During her participation on October 17th to our seminar on Early Childhood, Agnès Florin, Professor Emeritus of Child and Educational Psychology at the University of Nantes, came back with us on the first 3000 days of the child and the main stages of development in childhood.
"Is it possible to break down a child's development into distinct periods?"
Yes and no! Globally, we have identified major stages of development in childhood.
- Unicef has developed the concept of the "first 1000 days" and considers that the first two years of a child's life are crucial to his or her physical and psychological development.
- The World Health Organization (WHO) focuses on the first 3,000 days of a child's life, from conception to age 7-8. But what can be predicted on a large population from a statistical point of view, is not possible on an individual level. And development is not linear, it is made of rapid progressions, stagnations and regressions. It corresponds to waves that overlap. New acquisitions are sometimes translated into lesser performances.
Development varies from child to child depending on their life experiences - whether they live in the country, in the city or on the savannah, for example - but also on their temperament and the skills recognized by the adults who care for them.
It is therefore necessary to give children time to grow up, without leaving them in difficulties that may become disorders.
"What is it about the child's environment that influences his or her development?"
We change because our brain changes but also because of our personal experiences, culture and education. From 0 to 7 years old, the child's universe expands from a close relationship with the mother to the creation of multiple attachments little by little (friends, teachers, people in the neighborhood...).
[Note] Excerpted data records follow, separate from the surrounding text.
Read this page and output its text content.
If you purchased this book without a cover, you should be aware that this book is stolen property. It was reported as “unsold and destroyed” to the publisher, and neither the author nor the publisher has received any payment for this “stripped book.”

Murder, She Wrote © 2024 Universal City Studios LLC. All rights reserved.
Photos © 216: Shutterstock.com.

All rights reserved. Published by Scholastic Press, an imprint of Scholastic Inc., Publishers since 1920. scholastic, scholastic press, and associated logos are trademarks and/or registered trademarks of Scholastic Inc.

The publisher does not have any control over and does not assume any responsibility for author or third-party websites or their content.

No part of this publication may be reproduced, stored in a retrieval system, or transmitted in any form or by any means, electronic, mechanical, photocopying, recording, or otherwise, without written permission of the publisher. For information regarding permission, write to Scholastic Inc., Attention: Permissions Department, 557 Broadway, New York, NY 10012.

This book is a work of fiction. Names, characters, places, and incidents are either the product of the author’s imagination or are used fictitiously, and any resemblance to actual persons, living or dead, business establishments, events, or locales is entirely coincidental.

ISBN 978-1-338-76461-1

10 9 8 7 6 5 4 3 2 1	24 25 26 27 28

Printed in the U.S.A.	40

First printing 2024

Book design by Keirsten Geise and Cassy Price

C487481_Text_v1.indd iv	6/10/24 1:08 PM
His centers of interest multiply.
It is important to think about the child's development taking into account the child's living conditions, the family environment, but also beyond the family circle (e.g., is the child welcomed in a crèche or kept within the family?) In some cultures, for example, parents must be convinced of the value of socialization outside the family.
"What do we know about infant brain development?"
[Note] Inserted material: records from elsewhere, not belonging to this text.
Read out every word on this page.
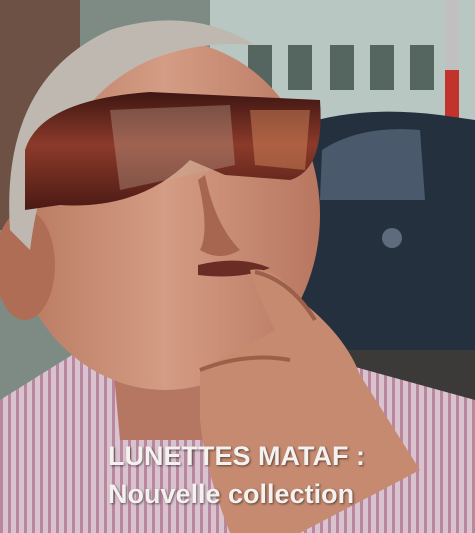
LUNETTES MATAF :
Nouvelle collection
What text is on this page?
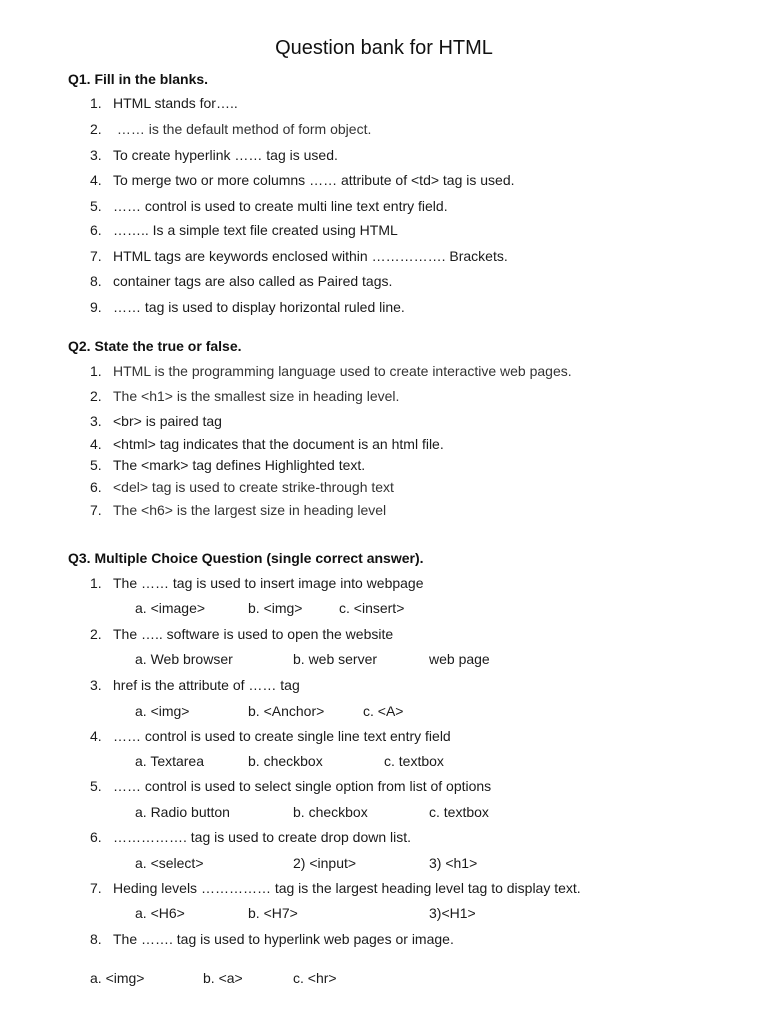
Question bank for HTML
Q1. Fill in the blanks.
1. HTML stands for…..
2. …… is the default method of form object.
3. To create hyperlink …… tag is used.
4. To merge two or more columns …… attribute of <td> tag is used.
5. …… control is used to create multi line text entry field.
6. …….. Is a simple text file created using HTML
7. HTML tags are keywords enclosed within ……………. Brackets.
8. container tags are also called as Paired tags.
9. …… tag is used to display horizontal ruled line.
Q2. State the true or false.
1. HTML is the programming language used to create interactive web pages.
2. The <h1> is the smallest size in heading level.
3. <br> is paired tag
4. <html> tag indicates that the document is an html file.
5. The <mark> tag defines Highlighted text.
6. <del> tag is used to create strike-through text
7. The <h6> is the largest size in heading level
Q3. Multiple Choice Question (single correct answer).
1. The …… tag is used to insert image into webpage
a. <image>	b. <img>	c. <insert>
2. The ….. software is used to open the website
a. Web browser	b. web server	web page
3. href is the attribute of …… tag
a. <img>	b. <Anchor>	c. <A>
4. …… control is used to create single line text entry field
a. Textarea	b. checkbox	c. textbox
5. …… control is used to select single option from list of options
a. Radio button	b. checkbox	c. textbox
6. ……………. tag is used to create drop down list.
a. <select>	2) <input>	3) <h1>
7. Heding levels …………… tag is the largest heading level tag to display text.
a. <H6>	b. <H7>	3)<H1>
8. The ……. tag is used to hyperlink web pages or image.
a. <img>	b. <a>	c. <hr>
Much has been learned in the last 30 years about the psychology of the baby. Before birth, in the fetal stage, babies develop their perception and senses. Some children can express preferences for sounds, songs, tastes known in utero.
He is able to distinguish sounds of different languages (discrimination ability) and to find what is the same despite the differences (categorization ability). And from the first days of life, he knows how to differentiate his body from that of another person (his reaction will be different if his finger touches his cheek or if it is another person who touches it). Next, learning will change the structure of the baby's brain.
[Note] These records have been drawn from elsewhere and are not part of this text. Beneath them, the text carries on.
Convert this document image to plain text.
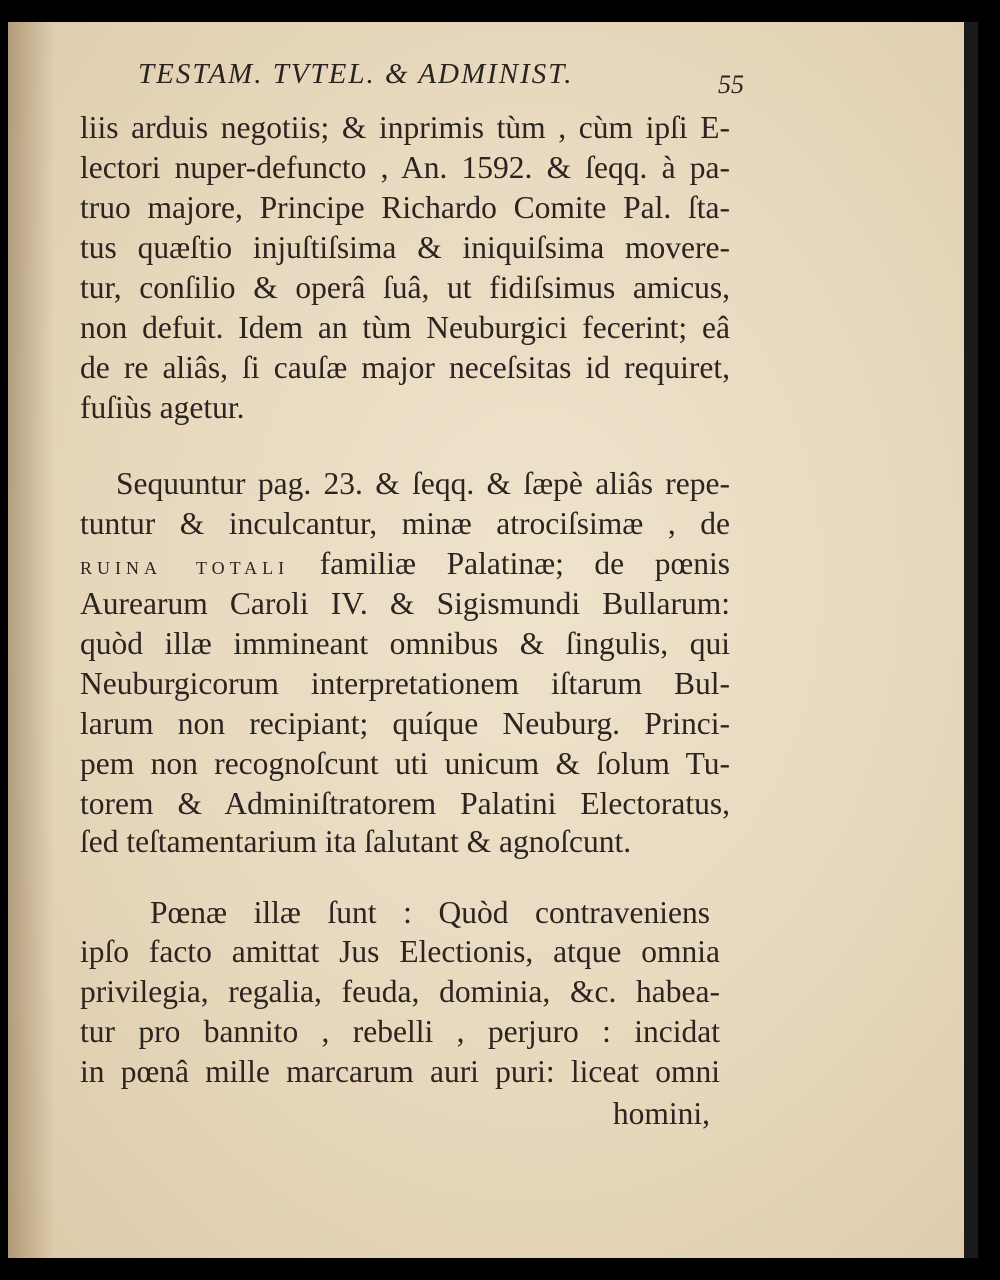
TESTAM. TVTEL. & ADMINIST.	55
liis arduis negotiis; & inprimis tùm , cùm ipſi E-
lectori nuper-defuncto , An. 1592. & ſeqq. à pa-
truo majore, Principe Richardo Comite Pal. ſta-
tus quæſtio injuſtiſsima & iniquiſsima movere-
tur, conſilio & operâ ſuâ, ut fidiſsimus amicus,
non defuit. Idem an tùm Neuburgici fecerint; eâ
de re aliâs, ſi cauſæ major neceſsitas id requiret,
fuſiùs agetur.
Sequuntur pag. 23. & ſeqq. & ſæpè aliâs repe-
tuntur & inculcantur, minæ atrociſsimæ , de
ruina totali familiæ Palatinæ; de pœnis
Aurearum Caroli IV. & Sigismundi Bullarum:
quòd illæ immineant omnibus & ſingulis, qui
Neuburgicorum interpretationem iſtarum Bul-
larum non recipiant; quíque Neuburg. Princi-
pem non recognoſcunt uti unicum & ſolum Tu-
torem & Adminiſtratorem Palatini Electoratus,
ſed teſtamentarium ita ſalutant & agnoſcunt.
Pœnæ illæ ſunt : Quòd contraveniens
ipſo facto amittat Jus Electionis, atque omnia
privilegia, regalia, feuda, dominia, &c. habea-
tur pro bannito , rebelli , perjuro : incidat
in pœnâ mille marcarum auri puri: liceat omni
homini,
"How does the brain develop as a result of learning received?"
At birth, the baby already has 100 billion neurons. Its brain doubles in volume during its first year of life. And gradually, from the age of 3, the density of the brain is reduced. Connections will disappear if they are not activated on a daily basis (this is called synaptic pruning). This modification is achieved through daily experiences: interactions, manipulating objects, sharing emotions, playing, music, discovering the world, experimenting, languages.... For example, a Japanese baby and a French baby have the same ability to perceive sounds. As time goes by, they will sort according to the language used in their environment. Without stimulation, the young child suffers a loss in terms of information processing.
The cerebral development of the child facilitates its cognitive acquisitions, the control of its actions, its feelings and emotions.
"How do young children learn?"
Young children learn either directly through the adult's desire to teach knowledge, facts, rules, principles, but also indirectly through shared games, activities and situations of everyday life, ...
"What does the child need to learn?"
From birth, babies need physical proximity and emotional security. They need attachment, a stable and secure relationship with someone who can understand, feel and respond to their emotions.
When the attachment is said to be "secure", the child knows that he or she can count on someone; this favours his or her autonomy, the quality of his or her social relationships, and his or her cognitive and language skills.
On the other hand, if the attachment is "insecure" (to the point of abuse), the child may develop difficulties such as anxiety, passivity, aggressiveness, high dependence on adults, ... But over time, the child will develop multiple attachments and positive and secure relationships with other people can make him/her feel secure.
Moreover, children need sleep to learn: about 13 hours between 2 and 5 years old, 9 to 11 hours between 6 and 12 years old and 8 to 10 hours for teenagers. Today, children are generally short of sleep, which can lead to difficulties in concentration and learning.
"Intervening from the first years of a child's life
It is important to develop public policies for early childhood. With a great neuronal plasticity, the development of the brain is indeed immense during the first years of life. It is also a period of great vulnerability: deprivation, negative experiences, violence, lack of care constitute risks for the development of the child and can cause developmental delays. But let's not forget that development lasts throughout life, from conception to death.